Its not like I expected the first IUI to work but typically at the end of every cycle where I know its BFN, I wonder if TTC #2 is right for us. Each month DD gets older, more manageable and fun. But with TTC and IF I am reminded through playdates, other mommy friends and preschool that most of her cohort has siblings already or will soon.
It makes me feel like a failure that I can't give DD a sibling and at the same time I am greatful that I can give her all my time and attention. Then of course I start worrying that if I have 2 it will change the dynamic etc. and thus starts my cascades of doubts that all would be erased if I got a BFP and had another baby that I would definetly love and cherish like my DD.
Ack.
DH has been pretty supportive. I know that its a rollercoaster for him too, he oscillates between being content with a family of 3 and wanting another baby. I think right now, he'd do what I want as far as more treatment.
So, I have decided if this cycle is BFN then I will go ahead and do IUI#2.
My questions are:
1.Do you ever have doubts about having #2 after each month when it doesn't work?
2. Do you think there is an age gap that is too large or am I just overthinking it? Clearly we are in agreement we want more but has anyone thought about a stopping point if treatment isn't working?
Thank you for listening to my vent/rant and offer you a cookie and a glass of wine for your time!
6/09 right tube loss (fallopian torsion) 12/09 BFP #1 (DD born 9/10)
8/12 dx Lupus (ANA+/APA-), 12/12 BFP #2 natural m/c 6w 2d
TTC#2 since 9/12 50mg Clomid/Ovidrel IUI #1 Beta 10/4=BFN
50mg Clomid/Ovidrel IUI #2 Beta 11/1= BFN
100 mg Clomid/Ovidrel IUI #3 Beta 12/26=BFFN
100 mg Clomid/Ovidrel IUI #4 Beta 2/14= BFFN
Took a LONG Break
Lots of Luck and Love BFPB for life KOFMKG
Re: Sorting out my thoughts
As to your questions,
1) yes, absolutely.
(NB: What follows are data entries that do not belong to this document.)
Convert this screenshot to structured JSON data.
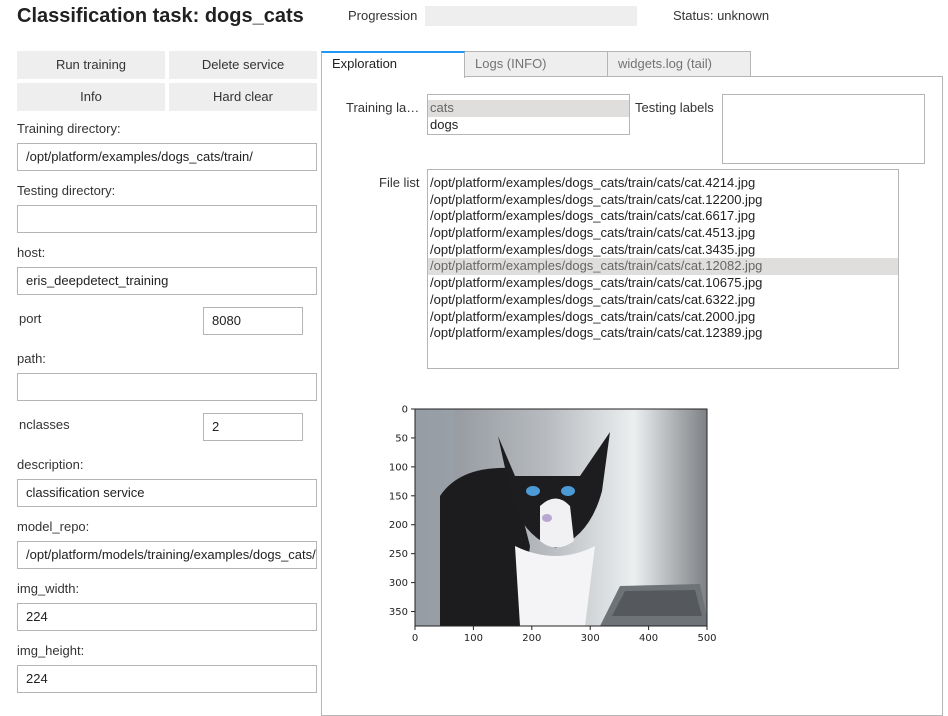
{
  "header": {
    "title": "Classification task: dogs_cats",
    "progress_label": "Progression",
    "progress_value": 0,
    "status": "Status: unknown"
  },
  "actions": {
    "run_training": "Run training",
    "delete_service": "Delete service",
    "info": "Info",
    "hard_clear": "Hard clear"
  },
  "form": {
    "training_directory": {
      "label": "Training directory:",
      "value": "/opt/platform/examples/dogs_cats/train/"
    },
    "testing_directory": {
      "label": "Testing directory:",
      "value": ""
    },
    "host": {
      "label": "host:",
      "value": "eris_deepdetect_training"
    },
    "port": {
      "label": "port",
      "value": "8080"
    },
    "path": {
      "label": "path:",
      "value": ""
    },
    "nclasses": {
      "label": "nclasses",
      "value": "2"
    },
    "description": {
      "label": "description:",
      "value": "classification service"
    },
    "model_repo": {
      "label": "model_repo:",
      "value": "/opt/platform/models/training/examples/dogs_cats/"
    },
    "img_width": {
      "label": "img_width:",
      "value": "224"
    },
    "img_height": {
      "label": "img_height:",
      "value": "224"
    }
  },
  "tabs": [
    {
      "label": "Exploration",
      "active": true
    },
    {
      "label": "Logs (INFO)",
      "active": false
    },
    {
      "label": "widgets.log (tail)",
      "active": false
    }
  ],
  "exploration": {
    "training_labels_label": "Training la…",
    "training_labels": [
      {
        "text": "cats",
        "selected": true
      },
      {
        "text": "dogs",
        "selected": false
      }
    ],
    "testing_labels_label": "Testing labels",
    "testing_labels": [],
    "file_list_label": "File list",
    "files": [
      {
        "text": "/opt/platform/examples/dogs_cats/train/cats/cat.4214.jpg",
        "selected": false
      },
      {
        "text": "/opt/platform/examples/dogs_cats/train/cats/cat.12200.jpg",
        "selected": false
      },
      {
        "text": "/opt/platform/examples/dogs_cats/train/cats/cat.6617.jpg",
        "selected": false
      },
      {
        "text": "/opt/platform/examples/dogs_cats/train/cats/cat.4513.jpg",
        "selected": false
      },
      {
        "text": "/opt/platform/examples/dogs_cats/train/cats/cat.3435.jpg",
        "selected": false
      },
      {
        "text": "/opt/platform/examples/dogs_cats/train/cats/cat.12082.jpg",
        "selected": true
      },
      {
        "text": "/opt/platform/examples/dogs_cats/train/cats/cat.10675.jpg",
        "selected": false
      },
      {
        "text": "/opt/platform/examples/dogs_cats/train/cats/cat.6322.jpg",
        "selected": false
      },
      {
        "text": "/opt/platform/examples/dogs_cats/train/cats/cat.2000.jpg",
        "selected": false
      },
      {
        "text": "/opt/platform/examples/dogs_cats/train/cats/cat.12389.jpg",
        "selected": false
      }
    ],
    "image_preview": {
      "subject": "black-and-white cat with blue eyes",
      "x_ticks": [
        "0",
        "100",
        "200",
        "300",
        "400",
        "500"
      ],
      "y_ticks": [
        "0",
        "50",
        "100",
        "150",
        "200",
        "250",
        "300",
        "350"
      ],
      "xlim": [
        0,
        500
      ],
      "ylim": [
        375,
        0
      ]
    }
  }
}
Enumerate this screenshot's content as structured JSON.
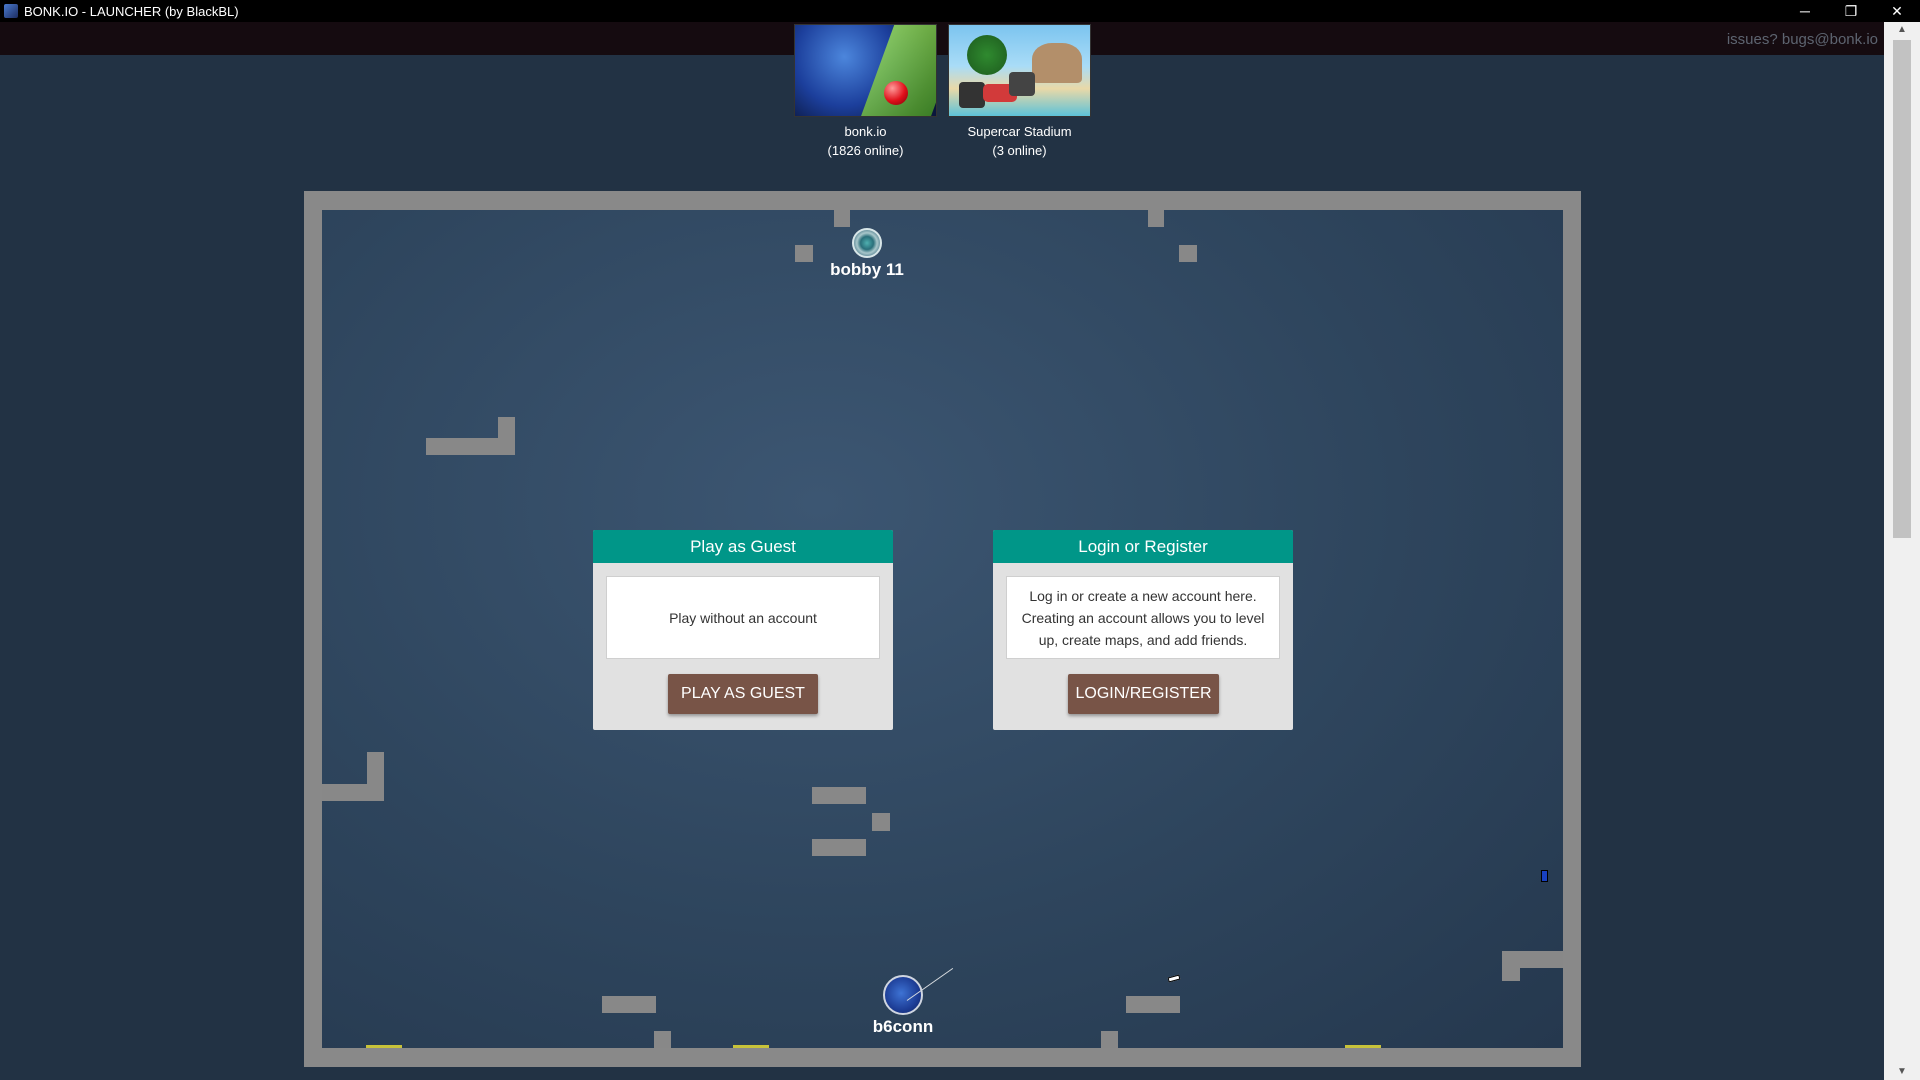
{
  "window": {
    "title": "BONK.IO - LAUNCHER (by BlackBL)",
    "controls": {
      "minimize": "─",
      "restore": "❐",
      "close": "✕"
    }
  },
  "header": {
    "issues_text": "issues? bugs@bonk.io"
  },
  "games": [
    {
      "name": "bonk.io",
      "online": "(1826 online)",
      "icon": "bonk-thumbnail"
    },
    {
      "name": "Supercar Stadium",
      "online": "(3 online)",
      "icon": "supercar-thumbnail"
    }
  ],
  "arena": {
    "players": [
      {
        "name": "bobby 11"
      },
      {
        "name": "b6conn"
      }
    ]
  },
  "guest_card": {
    "title": "Play as Guest",
    "description": "Play without an account",
    "button": "PLAY AS GUEST"
  },
  "login_card": {
    "title": "Login or Register",
    "description": "Log in or create a new account here. Creating an account allows you to level up, create maps, and add friends.",
    "button": "LOGIN/REGISTER"
  },
  "colors": {
    "card_header": "#009688",
    "button": "#785447",
    "background": "#223244",
    "wall": "#898989"
  }
}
Every month. But we haven't reached the point yet where the sadness of trying and failing has passed the sadness of not trying at all.
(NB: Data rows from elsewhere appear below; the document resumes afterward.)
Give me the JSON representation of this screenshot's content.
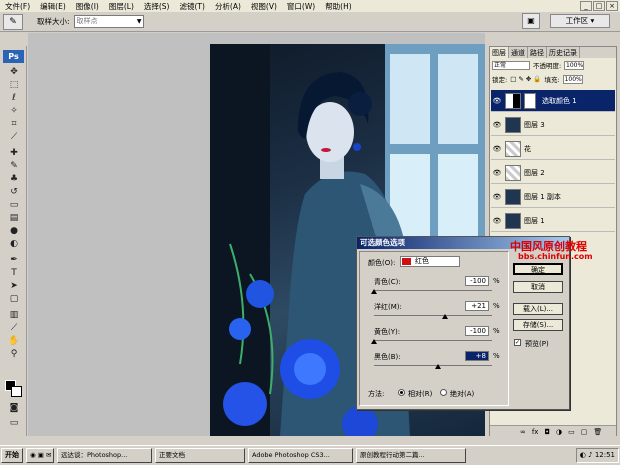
{
  "menu": {
    "items": [
      "文件(F)",
      "编辑(E)",
      "图像(I)",
      "图层(L)",
      "选择(S)",
      "滤镜(T)",
      "分析(A)",
      "视图(V)",
      "窗口(W)",
      "帮助(H)"
    ]
  },
  "options_bar": {
    "sample_size_label": "取样大小:",
    "sample_size_value": "取样点",
    "workspace_label": "工作区 ▾"
  },
  "toolbox": {
    "logo": "Ps"
  },
  "layers_panel": {
    "tabs": [
      "图层",
      "通道",
      "路径",
      "历史记录"
    ],
    "blend_mode": "正常",
    "opacity_label": "不透明度:",
    "opacity_value": "100%",
    "lock_label": "锁定:",
    "fill_label": "填充:",
    "fill_value": "100%",
    "layers": [
      {
        "name": "选取颜色 1",
        "selected": true
      },
      {
        "name": "图层 3",
        "selected": false
      },
      {
        "name": "花",
        "selected": false
      },
      {
        "name": "图层 2",
        "selected": false
      },
      {
        "name": "图层 1 副本",
        "selected": false
      },
      {
        "name": "图层 1",
        "selected": false
      }
    ]
  },
  "dialog": {
    "title": "可选颜色选项",
    "colors_label": "颜色(O):",
    "colors_value": "红色",
    "cyan_label": "青色(C):",
    "cyan_value": "-100",
    "magenta_label": "洋红(M):",
    "magenta_value": "+21",
    "yellow_label": "黄色(Y):",
    "yellow_value": "-100",
    "black_label": "黑色(B):",
    "black_value": "+8",
    "percent": "%",
    "method_label": "方法:",
    "relative_label": "相对(R)",
    "absolute_label": "绝对(A)",
    "ok_label": "确定",
    "cancel_label": "取消",
    "load_label": "载入(L)...",
    "save_label": "存储(S)...",
    "preview_label": "预览(P)",
    "slider_levels": {
      "cyan": -100,
      "magenta": 21,
      "yellow": -100,
      "black": 8
    }
  },
  "watermark": {
    "line1": "中国风原创教程",
    "line2": "bbs.chinfun.com"
  },
  "taskbar": {
    "start_label": "开始",
    "items": [
      "远达谈：Photoshop...",
      "正要文档",
      "Adobe Photoshop CS3...",
      "原创教程行动第二篇..."
    ],
    "clock": "12:51"
  }
}
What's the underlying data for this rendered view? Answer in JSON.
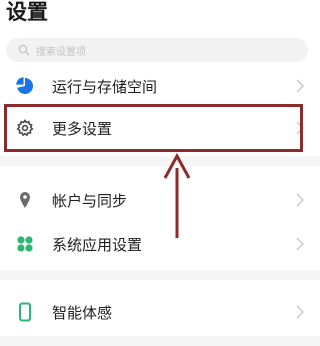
{
  "header": {
    "title": "设置"
  },
  "search": {
    "placeholder": "搜索设置项"
  },
  "settings": {
    "items": [
      {
        "label": "运行与存储空间",
        "icon": "pie-chart-icon",
        "color": "#1a73e8"
      },
      {
        "label": "更多设置",
        "icon": "gear-icon",
        "color": "#4a4a4a"
      },
      {
        "label": "帐户与同步",
        "icon": "location-pin-icon",
        "color": "#6b6b6b"
      },
      {
        "label": "系统应用设置",
        "icon": "apps-grid-icon",
        "color": "#2bb673"
      },
      {
        "label": "智能体感",
        "icon": "phone-icon",
        "color": "#2bb673"
      }
    ]
  },
  "annotation": {
    "color": "#8b2b2b"
  }
}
2) Not sure. My husband and his brother are 6 years apart and are very close. And my father and his sister are 9 years apart (4 kids, he's the oldest, she's the youngest) and they've become close as adults (not as kids - he was in college when she was 7). Every month that passes I try to think about how much more independent DS will be, how much more helpful, etc. I try to make it a positive.
It sucks, is the conclusion.
TTC #2 since 1/2012
DS born Jan 2010
TTC#2 since Nov 2010 with breaks for DH cancer tx (remission!)
Tube with hydro removed Feb 2013
BFP 11/11/13 IUI#2 clomid+trigger+prometrium
Beta #1 14dpIUI=106; Beta #2 16dpIUI=287; Beta #3 20dpIUI=1158
5w6d 1 hb 109 and 2nd smaller sac; 7w0d 1 hb 125 and confirmed vanishing twin
I have felt all of those things and ask myself the same questions. I think it is completely normal. It is such a huge rollercoaster all of the time, and I think we are perfectly normal to question as months continue to go by.
BFP #1 7/31/09 - m/c 8/22/09
BFP #2 4/15/10 - DD born 12/31/10
TTC #2 since July 2012
BFP #3 9/24/12 - m/c 10/15/12
Dx PCOS/LPD 5/2013 - Rx Metformin (1500mg) and GF diet
BFP #4 6/10/13 - CP 6/12/13
8/2013 Rx for low dose Naltrexone
9/2013 DH's SA showed low motility/morph/viability
10/2013 Lap removed multiple areas of scar tissue adhesions and opened blocked tube.
BFP #5 1/24/2014 - EDD 10/3/2014
This could be it! Grow baby!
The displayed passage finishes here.